No Amazon boxes to break down and recycle. No cursing at the amount of plastic wrap that shippers use. No pondering whether to freeze or give away the pounds of candy and exotic edibles that my husband and I, as older empty nesters, do not need to consume.

Instead, I look over the website for the Retreat Center of Maryland, a 5-year-old organization that aims to bring yoga and other wellness practices to people with autism or Parkinson’s disease and other populations that the industry historically has not served. This is my sister Debbie’s choice for my Christmas gift, a nod to our mutual love of yoga. One of her neighbors, a volunteer yoga teacher in prisons, serves on the board.

My stepsister, Mary, my only sibling still living in Minnesota, chose Vine: Faith in Action, which matches volunteers with the needs of people ages 60 and older. In-person and online exercise classes and programs on topics such as diabetes, financial exploitation of seniors and healthcare directives have helped the Mankato-based organization continue to grow and serve.

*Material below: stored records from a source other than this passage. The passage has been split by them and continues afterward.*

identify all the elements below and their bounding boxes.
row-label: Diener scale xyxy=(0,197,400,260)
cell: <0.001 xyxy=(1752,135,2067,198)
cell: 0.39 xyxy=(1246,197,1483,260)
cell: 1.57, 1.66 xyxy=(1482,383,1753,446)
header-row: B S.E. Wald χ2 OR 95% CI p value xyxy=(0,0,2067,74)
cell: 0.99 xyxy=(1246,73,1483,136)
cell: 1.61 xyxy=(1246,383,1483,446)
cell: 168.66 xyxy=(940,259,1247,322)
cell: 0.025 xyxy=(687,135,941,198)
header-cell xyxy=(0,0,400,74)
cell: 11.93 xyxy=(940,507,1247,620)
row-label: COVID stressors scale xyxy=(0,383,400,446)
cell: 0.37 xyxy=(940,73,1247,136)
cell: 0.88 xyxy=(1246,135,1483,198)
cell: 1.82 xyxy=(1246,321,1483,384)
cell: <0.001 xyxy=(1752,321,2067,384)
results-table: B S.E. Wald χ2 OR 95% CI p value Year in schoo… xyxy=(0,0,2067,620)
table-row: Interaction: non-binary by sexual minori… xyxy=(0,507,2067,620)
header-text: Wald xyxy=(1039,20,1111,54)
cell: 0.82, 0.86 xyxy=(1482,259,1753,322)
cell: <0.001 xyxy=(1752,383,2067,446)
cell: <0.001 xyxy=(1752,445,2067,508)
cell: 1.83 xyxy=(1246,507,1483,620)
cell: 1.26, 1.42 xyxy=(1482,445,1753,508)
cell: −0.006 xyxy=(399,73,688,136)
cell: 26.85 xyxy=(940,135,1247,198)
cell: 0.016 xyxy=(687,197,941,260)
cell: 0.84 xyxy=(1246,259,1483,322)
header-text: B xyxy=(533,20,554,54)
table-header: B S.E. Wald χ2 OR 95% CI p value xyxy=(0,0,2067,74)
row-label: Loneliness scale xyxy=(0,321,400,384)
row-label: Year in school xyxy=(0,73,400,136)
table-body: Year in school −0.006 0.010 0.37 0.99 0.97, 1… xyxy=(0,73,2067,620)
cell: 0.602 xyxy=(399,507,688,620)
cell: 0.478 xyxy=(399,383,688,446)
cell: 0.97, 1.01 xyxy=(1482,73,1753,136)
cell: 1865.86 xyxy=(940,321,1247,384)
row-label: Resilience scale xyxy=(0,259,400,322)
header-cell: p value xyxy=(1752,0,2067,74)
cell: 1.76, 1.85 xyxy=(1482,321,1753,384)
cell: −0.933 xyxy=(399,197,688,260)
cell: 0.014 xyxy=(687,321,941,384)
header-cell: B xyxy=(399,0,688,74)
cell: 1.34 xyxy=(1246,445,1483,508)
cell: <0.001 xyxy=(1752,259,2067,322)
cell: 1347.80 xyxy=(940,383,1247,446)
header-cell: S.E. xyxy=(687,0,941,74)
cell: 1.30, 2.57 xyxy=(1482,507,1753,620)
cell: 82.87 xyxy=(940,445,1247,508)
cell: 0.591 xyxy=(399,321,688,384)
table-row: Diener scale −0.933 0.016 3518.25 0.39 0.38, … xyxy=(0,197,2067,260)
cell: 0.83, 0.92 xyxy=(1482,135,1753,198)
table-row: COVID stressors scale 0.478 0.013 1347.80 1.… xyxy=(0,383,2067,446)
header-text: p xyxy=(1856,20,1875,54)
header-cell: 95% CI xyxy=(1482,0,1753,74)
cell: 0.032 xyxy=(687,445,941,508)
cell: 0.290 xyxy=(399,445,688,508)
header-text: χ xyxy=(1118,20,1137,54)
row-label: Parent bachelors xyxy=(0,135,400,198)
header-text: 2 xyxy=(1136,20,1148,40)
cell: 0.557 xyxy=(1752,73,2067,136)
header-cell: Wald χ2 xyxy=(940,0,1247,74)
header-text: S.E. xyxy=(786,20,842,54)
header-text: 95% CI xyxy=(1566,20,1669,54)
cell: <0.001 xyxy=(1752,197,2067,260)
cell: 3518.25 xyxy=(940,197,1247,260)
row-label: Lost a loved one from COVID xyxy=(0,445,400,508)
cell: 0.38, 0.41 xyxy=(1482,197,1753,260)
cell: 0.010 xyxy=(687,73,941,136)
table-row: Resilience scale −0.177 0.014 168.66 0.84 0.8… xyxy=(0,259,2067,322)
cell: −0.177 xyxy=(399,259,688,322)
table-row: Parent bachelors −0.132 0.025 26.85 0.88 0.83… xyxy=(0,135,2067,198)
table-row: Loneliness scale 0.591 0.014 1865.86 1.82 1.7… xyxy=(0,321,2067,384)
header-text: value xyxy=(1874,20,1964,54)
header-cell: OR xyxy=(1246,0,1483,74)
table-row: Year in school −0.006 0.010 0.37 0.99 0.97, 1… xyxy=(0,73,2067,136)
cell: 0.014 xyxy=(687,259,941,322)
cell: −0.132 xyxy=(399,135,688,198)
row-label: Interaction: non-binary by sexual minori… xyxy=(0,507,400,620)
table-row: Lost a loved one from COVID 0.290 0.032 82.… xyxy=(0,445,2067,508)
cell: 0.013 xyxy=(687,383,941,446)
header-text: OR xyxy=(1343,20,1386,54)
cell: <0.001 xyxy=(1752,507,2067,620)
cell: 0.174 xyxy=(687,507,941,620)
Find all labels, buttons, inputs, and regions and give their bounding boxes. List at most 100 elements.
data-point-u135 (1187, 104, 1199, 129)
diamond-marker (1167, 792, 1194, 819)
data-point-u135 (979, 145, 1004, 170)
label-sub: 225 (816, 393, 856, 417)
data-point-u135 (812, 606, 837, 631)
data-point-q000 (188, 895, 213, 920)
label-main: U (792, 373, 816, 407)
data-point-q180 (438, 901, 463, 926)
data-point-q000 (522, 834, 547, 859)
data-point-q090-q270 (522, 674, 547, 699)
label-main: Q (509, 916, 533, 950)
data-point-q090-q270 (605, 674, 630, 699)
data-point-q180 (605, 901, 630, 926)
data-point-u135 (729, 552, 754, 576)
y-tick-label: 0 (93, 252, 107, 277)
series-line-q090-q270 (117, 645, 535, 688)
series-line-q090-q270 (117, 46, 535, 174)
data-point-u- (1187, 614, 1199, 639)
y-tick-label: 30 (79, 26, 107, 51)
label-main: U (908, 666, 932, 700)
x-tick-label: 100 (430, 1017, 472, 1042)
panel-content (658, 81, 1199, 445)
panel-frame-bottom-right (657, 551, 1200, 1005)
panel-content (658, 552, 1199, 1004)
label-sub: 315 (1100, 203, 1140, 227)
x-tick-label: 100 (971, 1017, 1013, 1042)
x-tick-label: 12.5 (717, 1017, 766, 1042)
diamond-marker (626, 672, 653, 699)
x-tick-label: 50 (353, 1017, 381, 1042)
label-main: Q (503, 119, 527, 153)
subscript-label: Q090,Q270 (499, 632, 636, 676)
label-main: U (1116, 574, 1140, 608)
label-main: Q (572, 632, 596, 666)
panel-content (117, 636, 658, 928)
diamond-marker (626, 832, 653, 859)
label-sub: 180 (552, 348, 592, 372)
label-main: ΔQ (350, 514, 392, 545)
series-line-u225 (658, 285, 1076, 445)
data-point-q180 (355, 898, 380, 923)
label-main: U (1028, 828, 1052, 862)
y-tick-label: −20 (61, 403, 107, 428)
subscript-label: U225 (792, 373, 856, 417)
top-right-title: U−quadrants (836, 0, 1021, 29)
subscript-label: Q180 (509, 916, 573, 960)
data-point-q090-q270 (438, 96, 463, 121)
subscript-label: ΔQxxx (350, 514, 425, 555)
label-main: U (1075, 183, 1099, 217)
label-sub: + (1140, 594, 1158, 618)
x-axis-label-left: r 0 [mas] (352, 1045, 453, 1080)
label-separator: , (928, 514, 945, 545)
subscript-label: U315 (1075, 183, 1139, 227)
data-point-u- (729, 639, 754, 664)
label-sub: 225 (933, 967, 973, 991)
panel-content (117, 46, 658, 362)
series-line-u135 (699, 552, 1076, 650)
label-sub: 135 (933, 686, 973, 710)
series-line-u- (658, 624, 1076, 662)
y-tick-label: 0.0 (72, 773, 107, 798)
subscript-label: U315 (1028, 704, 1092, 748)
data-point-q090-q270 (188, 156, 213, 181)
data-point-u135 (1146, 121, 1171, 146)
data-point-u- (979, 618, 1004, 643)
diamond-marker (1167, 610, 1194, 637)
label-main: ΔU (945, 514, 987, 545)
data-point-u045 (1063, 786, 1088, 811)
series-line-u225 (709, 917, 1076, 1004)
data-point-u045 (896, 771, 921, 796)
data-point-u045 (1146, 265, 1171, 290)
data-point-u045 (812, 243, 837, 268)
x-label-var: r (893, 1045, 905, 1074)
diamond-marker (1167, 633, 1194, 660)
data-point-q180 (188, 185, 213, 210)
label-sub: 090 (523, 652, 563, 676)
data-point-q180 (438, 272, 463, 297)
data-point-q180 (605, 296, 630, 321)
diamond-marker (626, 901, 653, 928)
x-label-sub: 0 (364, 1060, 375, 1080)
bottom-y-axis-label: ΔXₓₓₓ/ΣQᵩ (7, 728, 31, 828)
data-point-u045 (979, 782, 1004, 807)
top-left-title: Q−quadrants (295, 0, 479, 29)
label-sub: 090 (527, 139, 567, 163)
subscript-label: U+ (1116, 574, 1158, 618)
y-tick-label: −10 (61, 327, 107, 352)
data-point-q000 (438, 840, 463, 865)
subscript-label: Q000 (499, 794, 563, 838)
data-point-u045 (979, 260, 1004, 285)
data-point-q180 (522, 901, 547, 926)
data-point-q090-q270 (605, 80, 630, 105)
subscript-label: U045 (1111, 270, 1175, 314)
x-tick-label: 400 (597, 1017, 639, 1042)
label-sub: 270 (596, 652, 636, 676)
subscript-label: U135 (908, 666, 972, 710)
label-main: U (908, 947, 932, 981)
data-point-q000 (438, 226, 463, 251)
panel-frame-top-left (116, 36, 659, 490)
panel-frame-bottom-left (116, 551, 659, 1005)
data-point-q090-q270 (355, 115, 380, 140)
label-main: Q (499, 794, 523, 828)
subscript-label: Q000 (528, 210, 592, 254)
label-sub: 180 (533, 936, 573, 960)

“I want the gift of time,” I used to tell my sons every Mother’s Day. Now I want this practice of Christmas donations to become a tradition, bringing to life a quote commonly attributed to John Wesley, founder of the Methodist church in which my siblings and I were raised:

Do all the good you can, by all the means you can, in all the ways you can, in all the places you can, at all the times you can, to all the people you can, as long as ever you can.

As a Unitarian, I no longer celebrate Christmas as a religious holiday. Still, I watch myself get caught up every year in the trappings and trimmings, the whirlwind of shopping and spending. Today, as December draws to a close, I can say, “Merry Christmas” and mean it, knowing that my brother and sisters and I shared what I believe is the true Christmas spirit.